(A Personal Perspective)

Welcome to Deskan Show.
Here, I try to understand how technology quietly changes the structure of everyday life.
These are simply my personal observations—not predictions carved in stone.
AI Is No Longer a Future Concept
For a long time, artificial intelligence felt distant. Something experimental. Something technical. But that distance is disappearing quickly. AI is no longer just a tool for engineers—it is becoming part of how businesses operate, how decisions are made, and how work is valued.
From my perspective, AI’s biggest economic impact is not speed or automation. It is redefinition. It changes what counts as “skilled,” “valuable,” and “replaceable.”
Productivity Without More People
One of the clearest economic effects of AI is efficiency. Tasks that once required teams can now be handled by fewer people with better tools. This does not necessarily mean immediate mass unemployment—but it does mean slower hiring and higher expectations.
Companies can grow without growing their workforce at the same pace. That quietly reshapes the economy by shifting power toward systems rather than individuals.
Jobs Likely to Shrink or Disappear
AI tends to affect work that is repetitive, rule-based, or heavily pattern-driven. From what I can see, roles most at risk include:
Data entry and basic administrative work Routine accounting and bookkeeping Simple customer support and call-center roles Basic translation and transcription Entry-level content production
These jobs are not disappearing because they lack value, but because their structure fits too neatly into what machines do well.
Jobs That Are Likely to Evolve—Not Vanish
Some roles will not disappear, but they will change significantly. Professionals in these fields may find themselves working with AI rather than being replaced by it:
Accountants who focus on judgment rather than calculation Designers who guide creative direction rather than execution Marketers who interpret data rather than generate it Educators who shift from information delivery to mentoring
From my point of view, these jobs survive because they rely on context, responsibility, and human trust.
New Jobs That Are Emerging
AI does not only remove work—it also creates new forms of it. Some emerging roles feel unfamiliar now, but may become common:
AI tool specialists and workflow designers Human–AI collaboration managers Data ethics and compliance roles AI content editors and reviewers Trainers who teach people how to work alongside AI
What’s interesting is that many of these roles are less about coding, and more about translation—between humans, systems, and expectations.
The Deeper Economic Shift
What feels most significant to me is that AI changes how people think about effort and value. When output increases without proportional human input, traditional ideas about productivity, wages, and career paths start to feel unstable.

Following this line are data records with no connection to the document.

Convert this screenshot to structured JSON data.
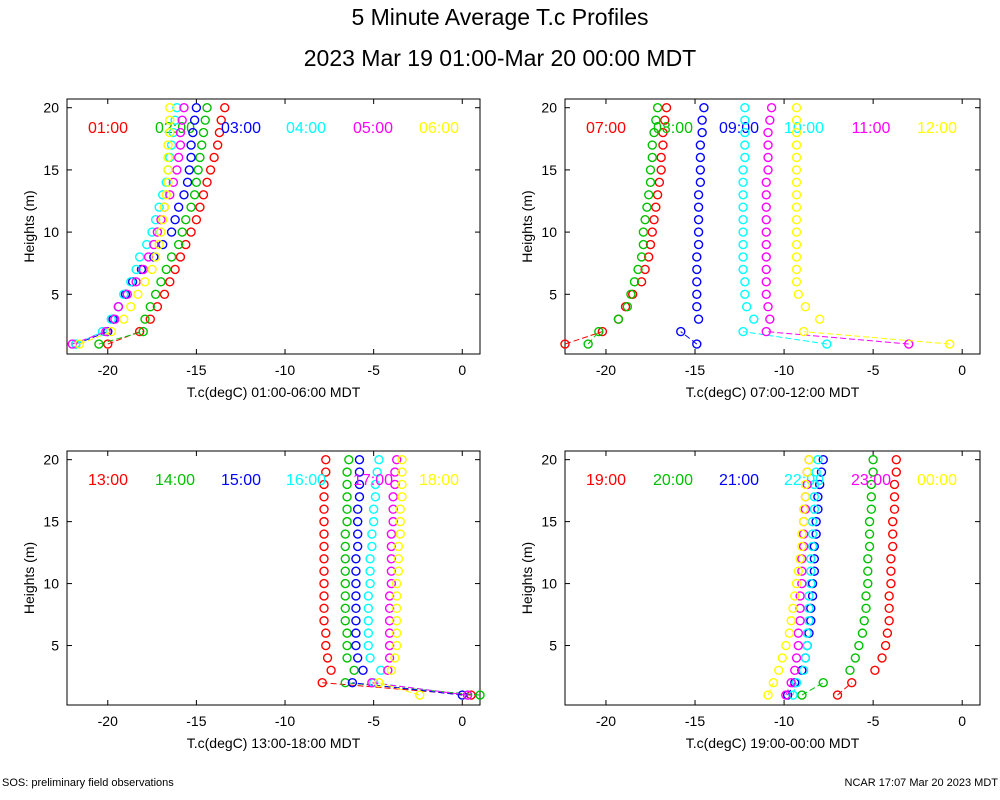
{
  "title": "5 Minute Average T.c Profiles",
  "subtitle": "2023 Mar 19 01:00-Mar 20 00:00 MDT",
  "footer_left": "SOS: preliminary field observations",
  "footer_right": "NCAR 17:07 Mar 20 2023 MDT",
  "colors": [
    "#ff0000",
    "#00c000",
    "#0000ff",
    "#00ffff",
    "#ff00ff",
    "#ffff00"
  ],
  "chart_data": [
    {
      "type": "scatter",
      "xlabel": "T.c(degC) 01:00-06:00 MDT",
      "ylabel": "Heights (m)",
      "xlim": [
        -22.3,
        1
      ],
      "ylim": [
        0.2,
        20.7
      ],
      "xticks": [
        -20,
        -15,
        -10,
        -5,
        0
      ],
      "yticks": [
        5,
        10,
        15,
        20
      ],
      "heights": [
        1,
        2,
        3,
        4,
        5,
        6,
        7,
        8,
        9,
        10,
        11,
        12,
        13,
        14,
        15,
        16,
        17,
        18,
        19,
        20
      ],
      "series": [
        {
          "name": "01:00",
          "values": [
            -20.0,
            -18.2,
            -17.6,
            -17.2,
            -16.8,
            -16.5,
            -16.2,
            -15.9,
            -15.6,
            -15.3,
            -15.0,
            -14.8,
            -14.6,
            -14.4,
            -14.2,
            -14.0,
            -13.8,
            -13.7,
            -13.6,
            -13.4
          ]
        },
        {
          "name": "02:00",
          "values": [
            -20.5,
            -18.0,
            -17.9,
            -17.6,
            -17.3,
            -17.0,
            -16.7,
            -16.4,
            -16.0,
            -15.8,
            -15.6,
            -15.3,
            -15.1,
            -15.0,
            -14.9,
            -14.8,
            -14.7,
            -14.6,
            -14.5,
            -14.4
          ]
        },
        {
          "name": "03:00",
          "values": [
            -21.8,
            -20.0,
            -19.7,
            -19.4,
            -19.0,
            -18.6,
            -18.1,
            -17.4,
            -16.9,
            -16.4,
            -16.2,
            -16.0,
            -15.7,
            -15.5,
            -15.4,
            -15.3,
            -15.3,
            -15.2,
            -15.1,
            -15.0
          ]
        },
        {
          "name": "04:00",
          "values": [
            -21.8,
            -20.3,
            -19.8,
            -19.4,
            -19.1,
            -18.7,
            -18.4,
            -18.2,
            -17.8,
            -17.5,
            -17.3,
            -17.1,
            -16.9,
            -16.7,
            -16.6,
            -16.5,
            -16.4,
            -16.3,
            -16.2,
            -16.1
          ]
        },
        {
          "name": "05:00",
          "values": [
            -22.0,
            -20.1,
            -19.6,
            -19.4,
            -18.9,
            -18.4,
            -18.0,
            -17.7,
            -17.4,
            -17.2,
            -17.0,
            -16.8,
            -16.5,
            -16.3,
            -16.1,
            -16.0,
            -15.9,
            -15.9,
            -15.8,
            -15.7
          ]
        },
        {
          "name": "06:00",
          "values": [
            -21.6,
            -19.8,
            -19.1,
            -18.7,
            -18.3,
            -17.9,
            -17.5,
            -17.3,
            -17.1,
            -17.0,
            -16.9,
            -16.8,
            -16.7,
            -16.6,
            -16.6,
            -16.6,
            -16.6,
            -16.5,
            -16.5,
            -16.5
          ]
        }
      ]
    },
    {
      "type": "scatter",
      "xlabel": "T.c(degC) 07:00-12:00 MDT",
      "ylabel": "Heights (m)",
      "xlim": [
        -22.3,
        1
      ],
      "ylim": [
        0.2,
        20.7
      ],
      "xticks": [
        -20,
        -15,
        -10,
        -5,
        0
      ],
      "yticks": [
        5,
        10,
        15,
        20
      ],
      "heights": [
        1,
        2,
        3,
        4,
        5,
        6,
        7,
        8,
        9,
        10,
        11,
        12,
        13,
        14,
        15,
        16,
        17,
        18,
        19,
        20
      ],
      "series": [
        {
          "name": "07:00",
          "values": [
            -22.3,
            -20.2,
            -19.3,
            -18.9,
            -18.5,
            -18.0,
            -17.8,
            -17.6,
            -17.5,
            -17.4,
            -17.3,
            -17.2,
            -17.1,
            -17.0,
            -16.9,
            -16.9,
            -16.8,
            -16.8,
            -16.7,
            -16.6
          ]
        },
        {
          "name": "08:00",
          "values": [
            -21.0,
            -20.4,
            -19.3,
            -18.8,
            -18.6,
            -18.4,
            -18.2,
            -18.0,
            -17.9,
            -17.9,
            -17.8,
            -17.7,
            -17.6,
            -17.5,
            -17.5,
            -17.4,
            -17.4,
            -17.3,
            -17.2,
            -17.1
          ]
        },
        {
          "name": "09:00",
          "values": [
            -14.9,
            -15.8,
            -14.8,
            -14.9,
            -14.9,
            -14.9,
            -14.9,
            -14.9,
            -14.8,
            -14.8,
            -14.8,
            -14.8,
            -14.8,
            -14.7,
            -14.7,
            -14.7,
            -14.7,
            -14.6,
            -14.6,
            -14.5
          ]
        },
        {
          "name": "10:00",
          "values": [
            -7.6,
            -12.3,
            -11.7,
            -12.1,
            -12.2,
            -12.2,
            -12.3,
            -12.3,
            -12.3,
            -12.3,
            -12.3,
            -12.3,
            -12.3,
            -12.3,
            -12.3,
            -12.2,
            -12.2,
            -12.2,
            -12.2,
            -12.2
          ]
        },
        {
          "name": "11:00",
          "values": [
            -3.0,
            -11.0,
            -10.8,
            -10.9,
            -11.0,
            -11.0,
            -11.0,
            -11.0,
            -11.0,
            -11.0,
            -11.0,
            -11.0,
            -11.0,
            -11.0,
            -10.9,
            -10.9,
            -10.9,
            -10.9,
            -10.8,
            -10.7
          ]
        },
        {
          "name": "12:00",
          "values": [
            -0.7,
            -8.9,
            -8.0,
            -8.8,
            -9.2,
            -9.3,
            -9.3,
            -9.3,
            -9.3,
            -9.3,
            -9.3,
            -9.3,
            -9.3,
            -9.3,
            -9.3,
            -9.3,
            -9.3,
            -9.3,
            -9.3,
            -9.3
          ]
        }
      ]
    },
    {
      "type": "scatter",
      "xlabel": "T.c(degC) 13:00-18:00 MDT",
      "ylabel": "Heights (m)",
      "xlim": [
        -22.3,
        1
      ],
      "ylim": [
        0.2,
        20.7
      ],
      "xticks": [
        -20,
        -15,
        -10,
        -5,
        0
      ],
      "yticks": [
        5,
        10,
        15,
        20
      ],
      "heights": [
        1,
        2,
        3,
        4,
        5,
        6,
        7,
        8,
        9,
        10,
        11,
        12,
        13,
        14,
        15,
        16,
        17,
        18,
        19,
        20
      ],
      "series": [
        {
          "name": "13:00",
          "values": [
            0.5,
            -7.9,
            -7.4,
            -7.6,
            -7.7,
            -7.7,
            -7.8,
            -7.8,
            -7.8,
            -7.8,
            -7.8,
            -7.8,
            -7.8,
            -7.8,
            -7.8,
            -7.8,
            -7.8,
            -7.8,
            -7.7,
            -7.7
          ]
        },
        {
          "name": "14:00",
          "values": [
            1.0,
            -6.6,
            -6.1,
            -6.5,
            -6.5,
            -6.5,
            -6.6,
            -6.6,
            -6.6,
            -6.6,
            -6.6,
            -6.6,
            -6.6,
            -6.6,
            -6.5,
            -6.5,
            -6.5,
            -6.5,
            -6.5,
            -6.4
          ]
        },
        {
          "name": "15:00",
          "values": [
            0.0,
            -6.2,
            -5.6,
            -5.9,
            -6.0,
            -6.0,
            -6.0,
            -6.0,
            -6.0,
            -6.0,
            -6.0,
            -6.0,
            -5.9,
            -5.9,
            -5.9,
            -5.9,
            -5.8,
            -5.8,
            -5.8,
            -5.8
          ]
        },
        {
          "name": "16:00",
          "values": [
            0.3,
            -5.0,
            -4.6,
            -5.2,
            -5.3,
            -5.3,
            -5.3,
            -5.3,
            -5.3,
            -5.2,
            -5.2,
            -5.2,
            -5.1,
            -5.1,
            -5.0,
            -5.0,
            -4.9,
            -4.9,
            -4.8,
            -4.7
          ]
        },
        {
          "name": "17:00",
          "values": [
            0.3,
            -5.1,
            -4.2,
            -4.1,
            -4.1,
            -4.1,
            -4.1,
            -4.1,
            -4.1,
            -4.0,
            -4.0,
            -4.0,
            -4.0,
            -4.0,
            -3.9,
            -3.9,
            -3.9,
            -3.8,
            -3.8,
            -3.7
          ]
        },
        {
          "name": "18:00",
          "values": [
            -2.4,
            -4.7,
            -4.0,
            -3.8,
            -3.7,
            -3.7,
            -3.7,
            -3.7,
            -3.7,
            -3.7,
            -3.6,
            -3.6,
            -3.6,
            -3.5,
            -3.5,
            -3.5,
            -3.4,
            -3.4,
            -3.4,
            -3.4
          ]
        }
      ]
    },
    {
      "type": "scatter",
      "xlabel": "T.c(degC) 19:00-00:00 MDT",
      "ylabel": "Heights (m)",
      "xlim": [
        -22.3,
        1
      ],
      "ylim": [
        0.2,
        20.7
      ],
      "xticks": [
        -20,
        -15,
        -10,
        -5,
        0
      ],
      "yticks": [
        5,
        10,
        15,
        20
      ],
      "heights": [
        1,
        2,
        3,
        4,
        5,
        6,
        7,
        8,
        9,
        10,
        11,
        12,
        13,
        14,
        15,
        16,
        17,
        18,
        19,
        20
      ],
      "series": [
        {
          "name": "19:00",
          "values": [
            -7.0,
            -6.2,
            -4.9,
            -4.5,
            -4.3,
            -4.2,
            -4.1,
            -4.1,
            -4.1,
            -4.0,
            -4.0,
            -4.0,
            -3.9,
            -3.9,
            -3.9,
            -3.8,
            -3.8,
            -3.8,
            -3.7,
            -3.7
          ]
        },
        {
          "name": "20:00",
          "values": [
            -9.0,
            -7.8,
            -6.3,
            -6.0,
            -5.8,
            -5.6,
            -5.5,
            -5.4,
            -5.4,
            -5.3,
            -5.3,
            -5.3,
            -5.2,
            -5.2,
            -5.2,
            -5.1,
            -5.1,
            -5.1,
            -5.0,
            -5.0
          ]
        },
        {
          "name": "21:00",
          "values": [
            -9.8,
            -9.4,
            -9.0,
            -8.8,
            -8.7,
            -8.6,
            -8.5,
            -8.5,
            -8.4,
            -8.4,
            -8.3,
            -8.3,
            -8.3,
            -8.2,
            -8.2,
            -8.1,
            -8.1,
            -8.0,
            -7.9,
            -7.8
          ]
        },
        {
          "name": "22:00",
          "values": [
            -9.5,
            -9.3,
            -8.9,
            -8.8,
            -8.7,
            -8.7,
            -8.6,
            -8.6,
            -8.6,
            -8.5,
            -8.5,
            -8.5,
            -8.4,
            -8.4,
            -8.4,
            -8.3,
            -8.3,
            -8.3,
            -8.2,
            -8.1
          ]
        },
        {
          "name": "23:00",
          "values": [
            -9.9,
            -9.6,
            -9.4,
            -9.3,
            -9.2,
            -9.2,
            -9.1,
            -9.1,
            -9.1,
            -9.0,
            -9.0,
            -9.0,
            -8.9,
            -8.9,
            -8.9,
            -8.8,
            -8.8,
            -8.7,
            -8.7,
            -8.6
          ]
        },
        {
          "name": "00:00",
          "values": [
            -10.9,
            -10.6,
            -10.3,
            -10.1,
            -9.9,
            -9.7,
            -9.6,
            -9.5,
            -9.4,
            -9.3,
            -9.2,
            -9.1,
            -9.0,
            -9.0,
            -8.9,
            -8.9,
            -8.8,
            -8.8,
            -8.7,
            -8.6
          ]
        }
      ]
    }
  ]
}
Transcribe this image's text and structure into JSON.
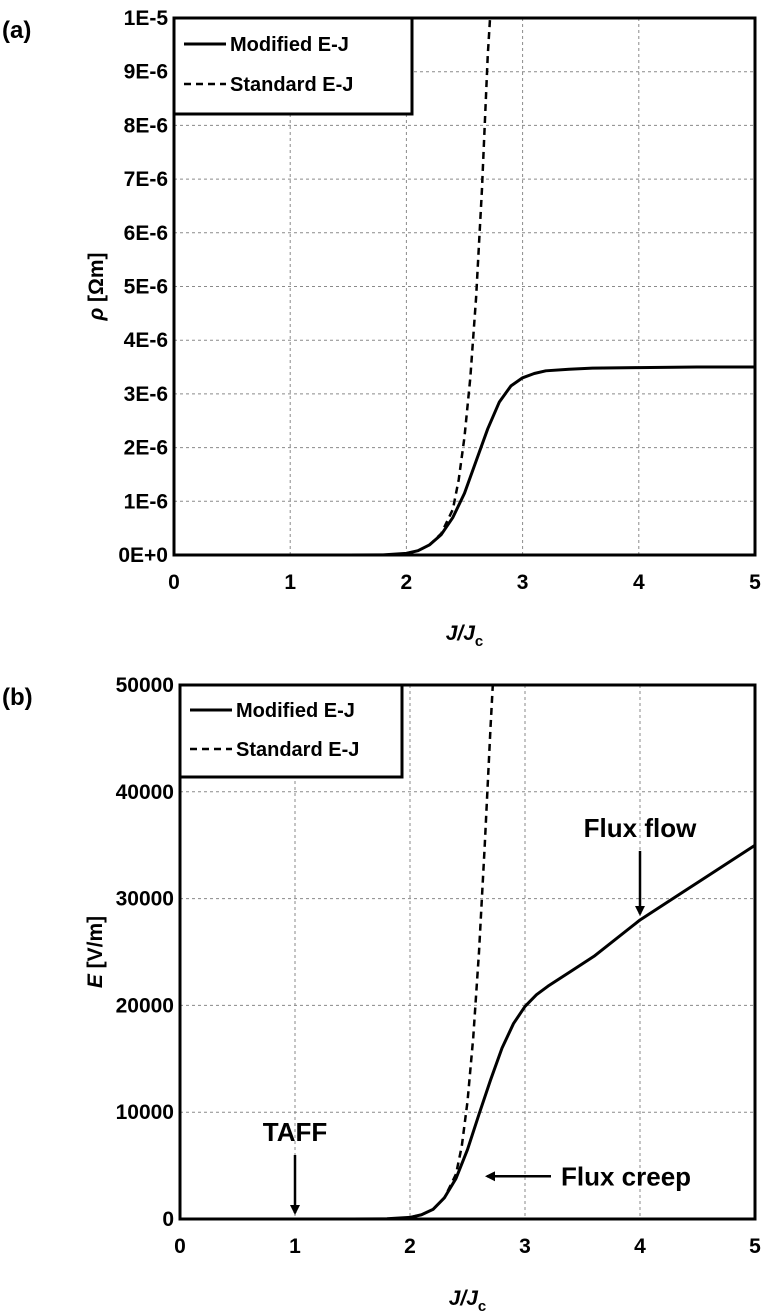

The economy may not collapse—but it will likely become less predictable. Linear career growth may give way to fragmented paths, project-based work, and constant reskilling.
Final Thoughts
I don’t see AI as a simple job-destroyer or job-creator. I see it as a force that rearranges priorities. It rewards adaptability more than expertise, and judgment more than routine.
These are just my personal thoughts while observing how technology reshapes economic behavior.
In the future, the most valuable skill may not be knowing the right answers—but knowing how to work when the answers are constantly changing.